The AP has a headline, “Harry Potter Actor Hospitalized,” and the lead paragraph, “Richard Harris, who stars as Professor Albus Dumbledore in the Harry Potter movies, has been hospitalized following treatment for cancer, his agent said Tuesday.”
Ummm . . . Nowhere in the article does it even mention Harris’ roles in This Sporting Life, Camelot, A Man Called Horse, Guns of Navarone, or his nearly 80 other movies. I hope to goodness he doesn’t see this, it might finish him off . . . AP . . . Culturally deficient idiots . . . [mumble grumble mutter]
Didn’t he get a lot of critical acclaim for “The Field”? That wasn’t too long ago. Hell yeah, he’s done a lot of stuff. And, having not yet seen “Harry Potter”, I’d say that it means nothing to me that he was in that film. “Camelot”, on the other hand…
Didn’t he get a lot of critical acclaim for “The Field”? That wasn’t too long ago. Hell yeah, he’s done a lot of stuff. And, having not yet seen “Harry Potter”, I’d say that it means nothing to me that he was in that film. “Camelot”, on the other hand…
“MacArthurs Park is melting in the dark
All the sweet green icing’s flowing down!
Someone left the cake out in the rain.
I don’t think that I can take it
Cause it took so long to bake it
And I’ll never have that recipe again!!!”
Probably neither. He was in the film, but he had an incredibly minor role in Guns… maybe 10 lines at the most at the beginning. As I remember he played one of the angry and battered fliers who couldn’t destroy Naverone from the air.
To be sure in size it doesn’t rank up there with his role in Unforgiven, Orca and Tarzan, the Ape Man.
Oh Eve! You know why they only included HP. They always include the most recent work an actor or actress has done, because that’s what’s most likely to be in the minds of the public, notorious for having a short attention span.
But since we’re providing Harris trivia… I think his first movie was Shake Hands with the Devil (1959).
And what about Gladiator? Or Wrestling Ernest Hemingway?
This phenomenon is one of Roger Ebert’s Movie Cliches, often used when an actor has died, the point being that a great actor’s last film will often be, unfortunately, unremarkable. The example given was Laurence Olivier’s last movie, The Betsy.

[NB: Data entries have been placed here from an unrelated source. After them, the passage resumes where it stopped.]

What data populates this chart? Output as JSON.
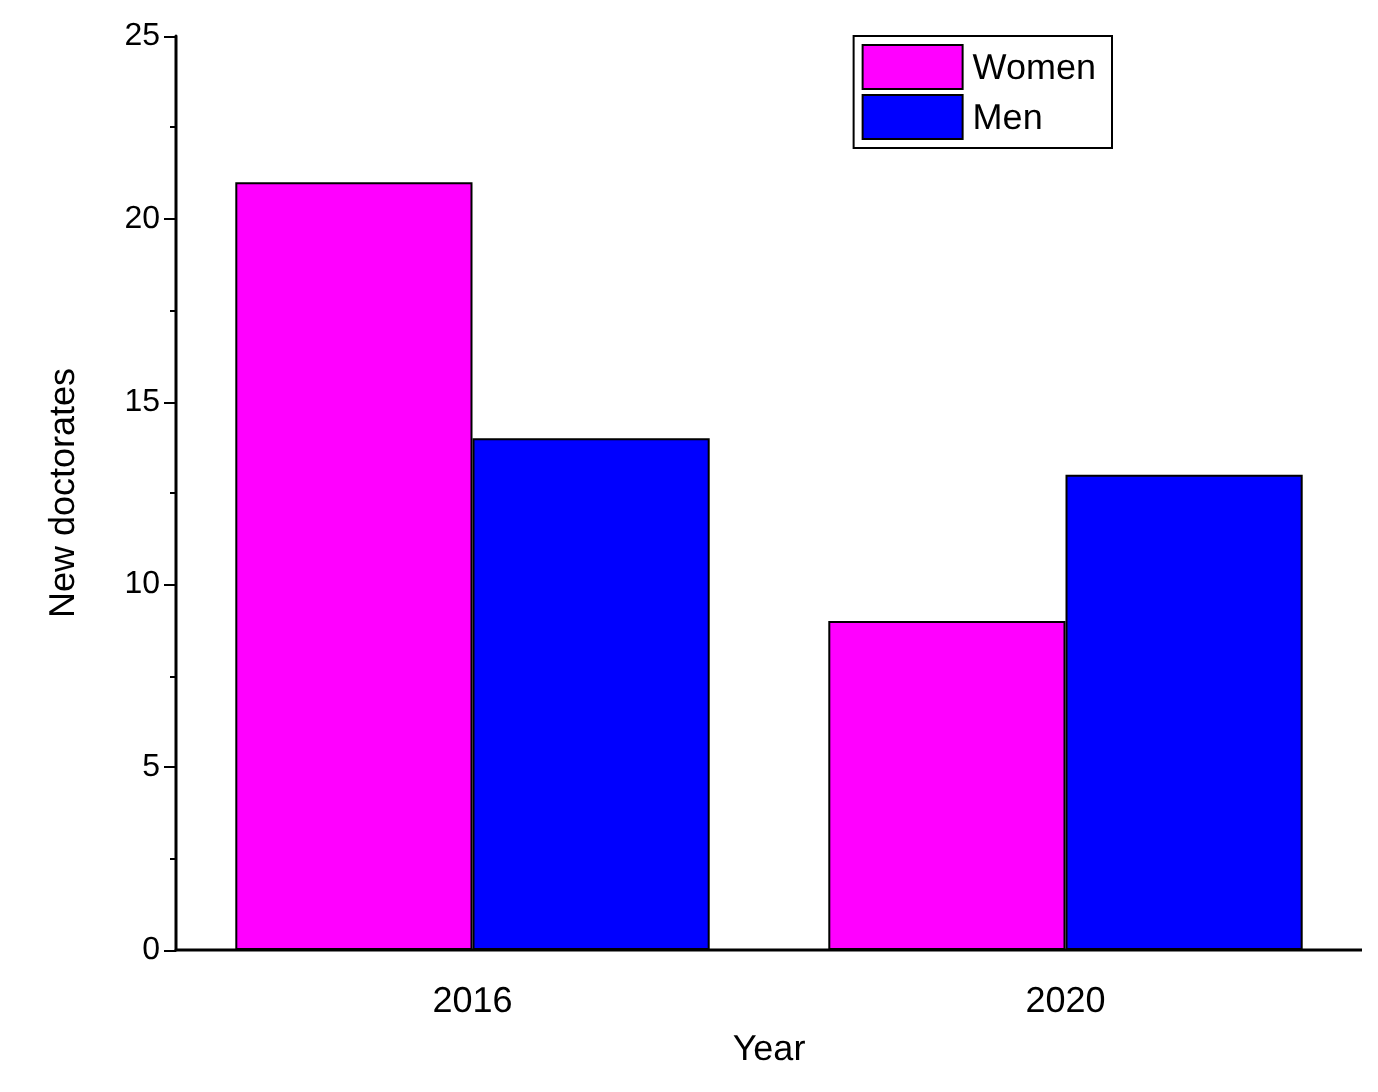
{
  "chart_data": {
    "type": "bar",
    "xlabel": "Year",
    "ylabel": "New doctorates",
    "categories": [
      "2016",
      "2020"
    ],
    "series": [
      {
        "name": "Women",
        "color": "#ff00ff",
        "values": [
          21,
          9
        ]
      },
      {
        "name": "Men",
        "color": "#0000ff",
        "values": [
          14,
          13
        ]
      }
    ],
    "ylim": [
      0,
      25
    ],
    "yticks": [
      0,
      5,
      10,
      15,
      20,
      25
    ],
    "grid": false,
    "legend": "top right"
  }
}
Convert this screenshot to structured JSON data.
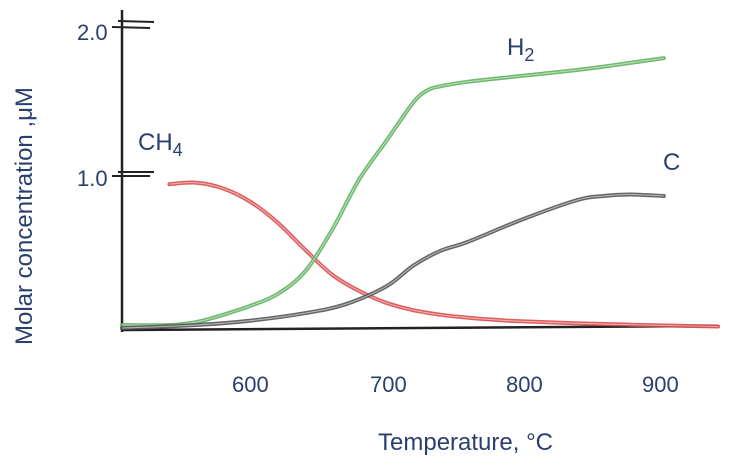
{
  "chart_data": {
    "type": "line",
    "title": "",
    "xlabel": "Temperature, °C",
    "ylabel": "Molar concentration ,μM",
    "xlim": [
      505,
      945
    ],
    "ylim": [
      0,
      2.05
    ],
    "xticks": [
      "600",
      "700",
      "800",
      "900"
    ],
    "yticks": [
      "1.0",
      "2.0"
    ],
    "grid": false,
    "series": [
      {
        "name": "CH4",
        "name_main": "CH",
        "name_sub": "4",
        "color": "#d94b4b",
        "x": [
          540,
          560,
          580,
          600,
          620,
          640,
          660,
          680,
          700,
          720,
          740,
          760,
          780,
          800,
          840,
          880,
          920,
          945
        ],
        "y": [
          0.97,
          0.98,
          0.94,
          0.85,
          0.71,
          0.53,
          0.36,
          0.25,
          0.17,
          0.12,
          0.09,
          0.07,
          0.055,
          0.045,
          0.032,
          0.022,
          0.014,
          0.01
        ]
      },
      {
        "name": "H2",
        "name_main": "H",
        "name_sub": "2",
        "color": "#5fb05f",
        "x": [
          505,
          540,
          560,
          580,
          600,
          620,
          640,
          660,
          680,
          700,
          720,
          730,
          740,
          760,
          800,
          850,
          905
        ],
        "y": [
          0.02,
          0.02,
          0.04,
          0.09,
          0.15,
          0.23,
          0.38,
          0.66,
          1.0,
          1.26,
          1.52,
          1.6,
          1.63,
          1.66,
          1.7,
          1.75,
          1.82
        ]
      },
      {
        "name": "C",
        "name_main": "C",
        "name_sub": "",
        "color": "#555555",
        "x": [
          505,
          560,
          600,
          640,
          670,
          700,
          720,
          740,
          760,
          800,
          840,
          860,
          880,
          905
        ],
        "y": [
          0.0,
          0.02,
          0.05,
          0.1,
          0.16,
          0.28,
          0.42,
          0.52,
          0.58,
          0.73,
          0.86,
          0.89,
          0.9,
          0.89
        ]
      }
    ]
  }
}
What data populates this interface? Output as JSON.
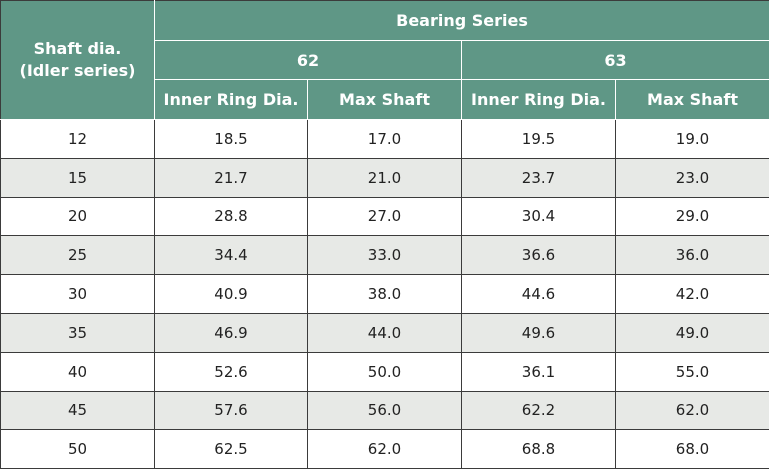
{
  "header": {
    "shaft_label": "Shaft dia.\n(Idler series)",
    "shaft_label_line1": "Shaft dia.",
    "shaft_label_line2": "(Idler series)",
    "group_label": "Bearing Series",
    "series": [
      "62",
      "63"
    ],
    "subcols": [
      "Inner Ring Dia.",
      "Max Shaft",
      "Inner Ring Dia.",
      "Max Shaft"
    ]
  },
  "rows": [
    [
      "12",
      "18.5",
      "17.0",
      "19.5",
      "19.0"
    ],
    [
      "15",
      "21.7",
      "21.0",
      "23.7",
      "23.0"
    ],
    [
      "20",
      "28.8",
      "27.0",
      "30.4",
      "29.0"
    ],
    [
      "25",
      "34.4",
      "33.0",
      "36.6",
      "36.0"
    ],
    [
      "30",
      "40.9",
      "38.0",
      "44.6",
      "42.0"
    ],
    [
      "35",
      "46.9",
      "44.0",
      "49.6",
      "49.0"
    ],
    [
      "40",
      "52.6",
      "50.0",
      "36.1",
      "55.0"
    ],
    [
      "45",
      "57.6",
      "56.0",
      "62.2",
      "62.0"
    ],
    [
      "50",
      "62.5",
      "62.0",
      "68.8",
      "68.0"
    ]
  ],
  "colors": {
    "header_bg": "#5f9786",
    "header_text": "#ffffff",
    "stripe": "#e7e9e6",
    "border": "#3b3b3b"
  }
}
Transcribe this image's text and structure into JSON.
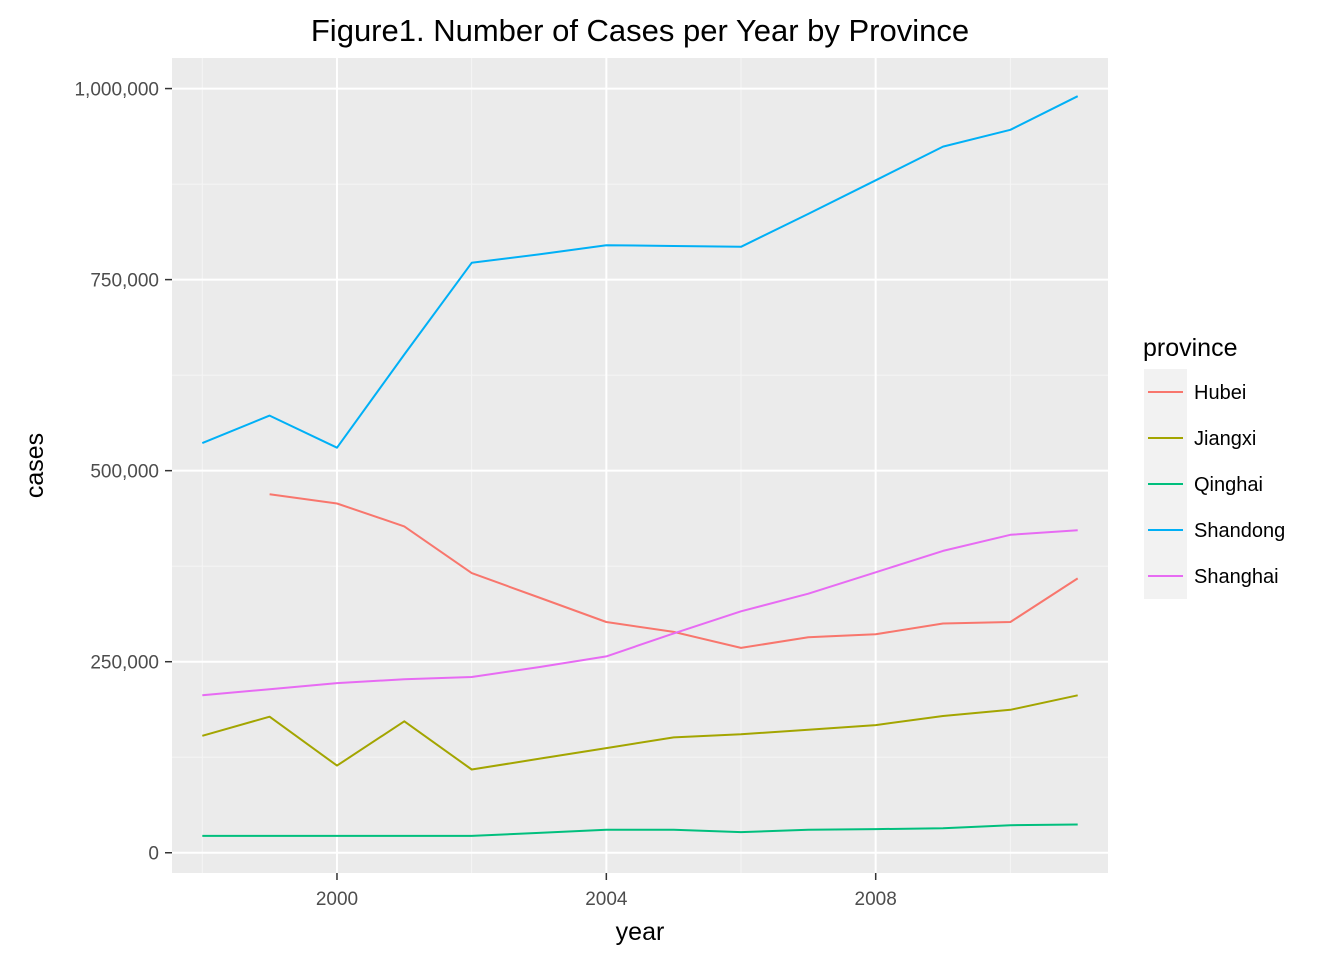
{
  "chart_data": {
    "type": "line",
    "title": "Figure1. Number of Cases per Year by Province",
    "xlabel": "year",
    "ylabel": "cases",
    "xlim": [
      1997.55,
      2011.45
    ],
    "ylim": [
      -26500,
      1040000
    ],
    "x_ticks": [
      2000,
      2004,
      2008
    ],
    "x_tick_labels": [
      "2000",
      "2004",
      "2008"
    ],
    "y_ticks": [
      0,
      250000,
      500000,
      750000,
      1000000
    ],
    "y_tick_labels": [
      "0",
      "250,000",
      "500,000",
      "750,000",
      "1,000,000"
    ],
    "grid": true,
    "legend": {
      "title": "province",
      "position": "right"
    },
    "series": [
      {
        "name": "Hubei",
        "color": "#F8766D",
        "x": [
          1999,
          2000,
          2001,
          2002,
          2003,
          2004,
          2005,
          2006,
          2007,
          2008,
          2009,
          2010,
          2011
        ],
        "y": [
          469000,
          457000,
          427000,
          366000,
          334000,
          302000,
          289000,
          268000,
          282000,
          286000,
          300000,
          302000,
          359000
        ]
      },
      {
        "name": "Jiangxi",
        "color": "#A3A500",
        "x": [
          1998,
          1999,
          2000,
          2001,
          2002,
          2003,
          2004,
          2005,
          2006,
          2007,
          2008,
          2009,
          2010,
          2011
        ],
        "y": [
          153000,
          178000,
          114000,
          172000,
          109000,
          123000,
          137000,
          151000,
          155000,
          161000,
          167000,
          179000,
          187000,
          206000
        ]
      },
      {
        "name": "Qinghai",
        "color": "#00BF7D",
        "x": [
          1998,
          1999,
          2000,
          2001,
          2002,
          2003,
          2004,
          2005,
          2006,
          2007,
          2008,
          2009,
          2010,
          2011
        ],
        "y": [
          22000,
          22000,
          22000,
          22000,
          22000,
          26000,
          30000,
          30000,
          27000,
          30000,
          31000,
          32000,
          36000,
          37000
        ]
      },
      {
        "name": "Shandong",
        "color": "#00B0F6",
        "x": [
          1998,
          1999,
          2000,
          2001,
          2002,
          2003,
          2004,
          2005,
          2006,
          2007,
          2008,
          2009,
          2010,
          2011
        ],
        "y": [
          536000,
          572000,
          530000,
          652000,
          772000,
          783000,
          795000,
          794000,
          793000,
          836000,
          880000,
          924000,
          946000,
          990000
        ]
      },
      {
        "name": "Shanghai",
        "color": "#E76BF3",
        "x": [
          1998,
          1999,
          2000,
          2001,
          2002,
          2003,
          2004,
          2005,
          2006,
          2007,
          2008,
          2009,
          2010,
          2011
        ],
        "y": [
          206000,
          214000,
          222000,
          227000,
          230000,
          243000,
          257000,
          287000,
          316000,
          339000,
          367000,
          395000,
          416000,
          422000
        ]
      }
    ]
  }
}
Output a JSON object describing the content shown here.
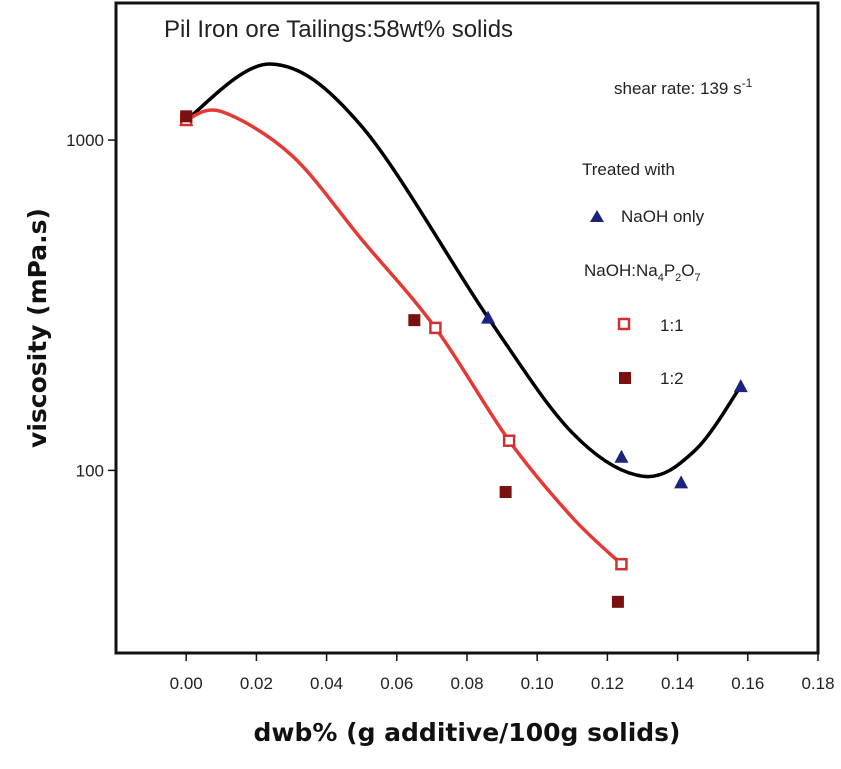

I loved him as English Bob in The Unforgiven, too. I liked the way he affected a nice cultured accent to impress the prairie rubes at first, but after Gene Hackman kicked his ass and EB started losing it, the cockney came out. Brilliant.
[hijack] On the way to work one morning, Mr. Singular and I were amazed to hear “and today’s celebrity birthday is James Whitmore-you know him from those Miracle-Gro commercials”.:rolleyes: [/hijack]
Even a Tony and an Oscar nod can’t buy you any respect in this pathetic short-attention-span society.